Griesbach Lodge is named after one of Edmonton's best known brethren.
Born in Fort Qu'Appelle,Saskatchewan, January 3rd , 1878, Major-General Griesbach was educated at St. John's College, Winnipeg.
Although better known for his military fame, he joined the Craft in 1906 and was initiated in Jasper Lodge No 14, on the 28th May 1906; passed to 2nd Degree on the 23rd July; and raised to the sublime degree of a Master Mason, on 17 September 1906. He remained a brother in good standing until his death in Edmonton, January 1945.
He was a pioneer, a barrister, became an alderman in 1906 and "boy" Mayor of Edmonton in 1907 at the age of 29. He was Canada's youngest Chief Magistrate.
His military career started when he served in the Canadian Mounted Rifles in the South African War, 1899-1901, being awarded the Queen's Medal with four clasps.

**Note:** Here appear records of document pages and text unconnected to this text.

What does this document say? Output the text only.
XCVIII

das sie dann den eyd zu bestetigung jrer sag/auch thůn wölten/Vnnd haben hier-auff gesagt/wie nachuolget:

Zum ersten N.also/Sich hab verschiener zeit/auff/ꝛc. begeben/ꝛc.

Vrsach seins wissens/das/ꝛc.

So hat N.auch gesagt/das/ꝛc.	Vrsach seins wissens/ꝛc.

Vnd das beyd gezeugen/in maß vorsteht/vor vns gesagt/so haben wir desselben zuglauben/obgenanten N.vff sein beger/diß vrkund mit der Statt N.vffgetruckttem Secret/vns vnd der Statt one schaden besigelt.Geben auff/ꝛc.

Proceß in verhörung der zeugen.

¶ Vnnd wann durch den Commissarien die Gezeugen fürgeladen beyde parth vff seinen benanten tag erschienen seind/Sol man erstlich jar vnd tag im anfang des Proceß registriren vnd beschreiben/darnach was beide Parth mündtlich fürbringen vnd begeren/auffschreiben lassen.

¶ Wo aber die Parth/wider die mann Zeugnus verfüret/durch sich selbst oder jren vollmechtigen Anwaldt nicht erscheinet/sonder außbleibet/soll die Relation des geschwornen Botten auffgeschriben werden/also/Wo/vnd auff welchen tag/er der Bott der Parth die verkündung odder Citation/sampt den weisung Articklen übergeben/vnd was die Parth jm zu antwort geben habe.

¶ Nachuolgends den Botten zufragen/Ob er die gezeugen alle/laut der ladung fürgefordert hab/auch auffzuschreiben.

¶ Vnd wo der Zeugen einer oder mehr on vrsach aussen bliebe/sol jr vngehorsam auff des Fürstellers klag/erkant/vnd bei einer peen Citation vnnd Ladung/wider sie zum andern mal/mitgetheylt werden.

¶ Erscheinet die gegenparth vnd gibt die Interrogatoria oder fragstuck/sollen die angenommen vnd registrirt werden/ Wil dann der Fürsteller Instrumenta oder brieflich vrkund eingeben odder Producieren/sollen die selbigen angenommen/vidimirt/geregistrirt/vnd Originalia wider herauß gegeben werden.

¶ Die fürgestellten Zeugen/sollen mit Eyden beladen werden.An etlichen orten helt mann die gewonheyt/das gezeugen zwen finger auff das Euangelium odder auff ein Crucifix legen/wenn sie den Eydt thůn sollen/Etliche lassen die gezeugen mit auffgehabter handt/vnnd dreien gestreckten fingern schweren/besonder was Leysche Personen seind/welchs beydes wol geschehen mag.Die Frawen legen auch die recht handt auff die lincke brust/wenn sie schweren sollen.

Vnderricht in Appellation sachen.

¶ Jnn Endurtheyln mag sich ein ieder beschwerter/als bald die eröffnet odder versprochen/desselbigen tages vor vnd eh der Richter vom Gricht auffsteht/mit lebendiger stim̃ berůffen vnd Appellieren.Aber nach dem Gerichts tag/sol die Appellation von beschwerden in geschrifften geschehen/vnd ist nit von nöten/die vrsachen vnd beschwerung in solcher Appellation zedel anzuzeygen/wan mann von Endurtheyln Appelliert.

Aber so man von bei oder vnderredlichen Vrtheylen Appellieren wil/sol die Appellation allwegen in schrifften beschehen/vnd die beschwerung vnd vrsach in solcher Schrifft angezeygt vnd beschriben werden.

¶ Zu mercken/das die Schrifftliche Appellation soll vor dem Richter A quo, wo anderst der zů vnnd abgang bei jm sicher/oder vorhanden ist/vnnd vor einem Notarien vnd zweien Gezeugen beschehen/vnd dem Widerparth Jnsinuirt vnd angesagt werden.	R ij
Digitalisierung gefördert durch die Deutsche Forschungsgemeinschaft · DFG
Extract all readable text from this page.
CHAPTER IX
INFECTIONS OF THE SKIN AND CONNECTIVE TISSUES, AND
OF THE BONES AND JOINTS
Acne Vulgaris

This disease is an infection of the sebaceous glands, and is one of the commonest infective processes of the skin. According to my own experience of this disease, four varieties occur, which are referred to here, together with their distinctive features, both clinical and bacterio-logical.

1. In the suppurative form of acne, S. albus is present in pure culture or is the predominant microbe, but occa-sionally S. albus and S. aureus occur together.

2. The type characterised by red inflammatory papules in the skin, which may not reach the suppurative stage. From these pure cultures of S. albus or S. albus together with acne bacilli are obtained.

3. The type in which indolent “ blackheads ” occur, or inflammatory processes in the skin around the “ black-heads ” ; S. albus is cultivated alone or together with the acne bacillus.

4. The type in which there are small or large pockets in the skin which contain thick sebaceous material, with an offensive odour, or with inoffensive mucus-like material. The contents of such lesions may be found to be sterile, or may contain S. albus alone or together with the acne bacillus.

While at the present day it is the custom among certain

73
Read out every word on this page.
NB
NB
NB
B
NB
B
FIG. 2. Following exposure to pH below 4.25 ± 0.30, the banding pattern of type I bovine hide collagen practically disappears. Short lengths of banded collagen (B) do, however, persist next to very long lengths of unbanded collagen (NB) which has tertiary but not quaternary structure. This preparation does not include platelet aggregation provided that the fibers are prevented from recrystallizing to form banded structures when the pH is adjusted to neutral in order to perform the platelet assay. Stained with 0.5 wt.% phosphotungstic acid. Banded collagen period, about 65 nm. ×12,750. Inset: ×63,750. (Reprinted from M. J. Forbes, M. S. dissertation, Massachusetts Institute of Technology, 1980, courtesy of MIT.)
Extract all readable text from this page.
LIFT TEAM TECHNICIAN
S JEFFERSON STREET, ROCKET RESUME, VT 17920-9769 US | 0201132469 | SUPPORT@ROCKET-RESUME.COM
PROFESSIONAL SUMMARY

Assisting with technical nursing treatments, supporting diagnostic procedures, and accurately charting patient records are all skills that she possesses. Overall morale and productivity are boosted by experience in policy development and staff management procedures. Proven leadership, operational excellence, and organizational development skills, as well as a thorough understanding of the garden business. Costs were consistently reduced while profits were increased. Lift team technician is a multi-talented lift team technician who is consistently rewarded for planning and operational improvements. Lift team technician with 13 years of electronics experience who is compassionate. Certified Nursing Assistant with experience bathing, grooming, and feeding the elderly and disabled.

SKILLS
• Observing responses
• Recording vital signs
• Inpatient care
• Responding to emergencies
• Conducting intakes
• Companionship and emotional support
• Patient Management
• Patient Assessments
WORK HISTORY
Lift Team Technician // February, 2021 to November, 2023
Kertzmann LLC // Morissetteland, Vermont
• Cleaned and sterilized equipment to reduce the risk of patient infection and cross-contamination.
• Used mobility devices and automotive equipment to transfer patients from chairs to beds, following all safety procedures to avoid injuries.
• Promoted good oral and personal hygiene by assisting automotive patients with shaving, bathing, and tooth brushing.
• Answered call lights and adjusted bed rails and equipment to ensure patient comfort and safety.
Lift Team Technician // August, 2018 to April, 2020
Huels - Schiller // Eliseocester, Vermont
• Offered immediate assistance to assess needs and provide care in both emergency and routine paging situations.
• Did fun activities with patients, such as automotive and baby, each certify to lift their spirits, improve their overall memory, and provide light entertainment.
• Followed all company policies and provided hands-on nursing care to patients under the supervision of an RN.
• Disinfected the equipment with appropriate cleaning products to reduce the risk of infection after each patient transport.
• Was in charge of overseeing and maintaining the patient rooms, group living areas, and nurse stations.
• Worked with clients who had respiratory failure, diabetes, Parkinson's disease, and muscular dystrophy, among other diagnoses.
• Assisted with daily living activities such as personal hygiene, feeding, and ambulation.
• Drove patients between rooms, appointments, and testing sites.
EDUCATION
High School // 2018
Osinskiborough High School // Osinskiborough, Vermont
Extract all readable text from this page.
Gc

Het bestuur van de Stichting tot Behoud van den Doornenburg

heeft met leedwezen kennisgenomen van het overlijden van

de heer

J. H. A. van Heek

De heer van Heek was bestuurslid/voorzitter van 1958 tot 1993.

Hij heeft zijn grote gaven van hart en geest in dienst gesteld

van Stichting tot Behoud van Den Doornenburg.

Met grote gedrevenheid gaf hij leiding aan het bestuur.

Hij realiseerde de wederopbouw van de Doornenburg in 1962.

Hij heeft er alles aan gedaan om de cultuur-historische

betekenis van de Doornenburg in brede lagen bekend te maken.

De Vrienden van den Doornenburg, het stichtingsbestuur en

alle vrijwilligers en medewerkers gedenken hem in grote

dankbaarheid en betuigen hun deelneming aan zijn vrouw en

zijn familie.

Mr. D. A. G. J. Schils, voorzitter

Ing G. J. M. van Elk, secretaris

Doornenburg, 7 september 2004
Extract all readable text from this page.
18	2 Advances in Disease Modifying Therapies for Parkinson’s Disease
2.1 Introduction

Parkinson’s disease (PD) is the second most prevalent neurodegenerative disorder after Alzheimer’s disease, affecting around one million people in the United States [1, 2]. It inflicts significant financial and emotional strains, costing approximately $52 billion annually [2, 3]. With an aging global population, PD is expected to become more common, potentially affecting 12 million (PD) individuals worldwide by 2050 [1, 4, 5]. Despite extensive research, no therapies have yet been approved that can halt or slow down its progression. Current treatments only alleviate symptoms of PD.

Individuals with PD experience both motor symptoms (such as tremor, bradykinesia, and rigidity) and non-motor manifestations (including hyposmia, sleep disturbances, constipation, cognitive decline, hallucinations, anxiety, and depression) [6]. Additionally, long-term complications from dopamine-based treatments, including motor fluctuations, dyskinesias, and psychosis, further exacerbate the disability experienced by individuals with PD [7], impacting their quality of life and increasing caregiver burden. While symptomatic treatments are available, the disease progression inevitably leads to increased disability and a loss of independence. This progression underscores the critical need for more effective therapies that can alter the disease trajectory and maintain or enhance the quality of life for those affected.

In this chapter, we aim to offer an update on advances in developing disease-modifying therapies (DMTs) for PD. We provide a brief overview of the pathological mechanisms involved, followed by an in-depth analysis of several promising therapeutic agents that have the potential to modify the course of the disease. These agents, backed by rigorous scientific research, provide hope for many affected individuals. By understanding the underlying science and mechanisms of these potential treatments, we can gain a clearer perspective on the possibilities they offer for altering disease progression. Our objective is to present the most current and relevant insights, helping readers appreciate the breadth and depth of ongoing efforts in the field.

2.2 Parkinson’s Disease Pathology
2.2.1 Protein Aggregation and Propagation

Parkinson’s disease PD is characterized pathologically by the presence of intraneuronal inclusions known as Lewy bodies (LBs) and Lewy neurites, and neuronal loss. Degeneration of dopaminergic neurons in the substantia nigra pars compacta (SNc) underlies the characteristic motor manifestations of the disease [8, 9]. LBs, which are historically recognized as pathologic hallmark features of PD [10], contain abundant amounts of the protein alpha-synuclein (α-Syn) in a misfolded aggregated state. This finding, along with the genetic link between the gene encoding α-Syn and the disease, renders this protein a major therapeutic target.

He was commissioned in the 19th Alberta Mounted Rifles (later the 19th Alberta
Dragoons) in 1906 rising to the rank of major. The 19th Alberta Dragoons more or less enlisted en bloc as the 1st Divisional Cavalry Squadron and, in August 1914, Griesbach accompanied the unit first to Valcartier and then to Britain as Second in Command.
Major Griesbach was no sooner in Britain than he was ordered to return to Canada.He had been selected to command the 49th Battalion C.E.F, one of three units to be raised concurrently in Edmonton. He was an obvious choice for such an appointment - a well-known resident with active service and militia experience, and a westerner with the common touch that transcends all other qualities in leadership.
He returned to France with the Battalion on 8th October 1915 and took part in operations at the Ypres Salient, the Somme, Vimy Ridge, and Passchendale, to name a few. On 12th February 1917 he was promoted to Brig-Gen and commanded the 1st Canadian Infantry Brigade, 1st Canadian Division. In December 1917 he was elected Unionist member of Parliament for Edmonton. He was promoted to Major-General on his retirement, 16 Sep 1921. In September 1921 he was appointed to the Senate.
Major General Griesbach maintained his military interest and in 1933 in the AlbertaMilitary Institute Journal wrote an article detailing the weaknesses of Imperial defenses and the necessity of the Dominions taking some of the weight off the shoulders of Great Britain.
In March 1938, Senator Griesbach told the Upper Chamber that in a matter of months
the British Commonwealth and France might be facing the combined might of Germany, Italy and Japan. He advocated a three-fold expansion of the militia and that training measures should be introduced to avoid the scramble into uniform that had occurred in 1914
In July 1941 he was recalled to service and served as Inspector-General of Western Canadian Forces. On March 31st, 1944 he resigned from active service.
At the annual Regimental Dinner of the Loyal Edmonton Regiment on January 6th, 1945 he admitted to being a bit tired but gave no inkling of any serious deterioration of his health. He passed away on the evening of January 21.
Among his many decorations were: Companion of the Order of the Bath;
Companion of the Order of St, Michael and St, George; Distinguished Service
Order and Bar; Volunteer Decoration and Mentioned in Despatches (6 times)
On 11 September 2005, an equestrian memorial statue to Major-General Griesbach was unveiled by the Hon. Norman L. Kwong, Lt. Governor of Alberta, at
Griesbach Village in Edmonton. Shown in the picture are members of Griesbach Lodge No. 191 who attended the ceremony. The memorial can be accessed from 137 Avenue by turning north on 102 street into Griesbach Village.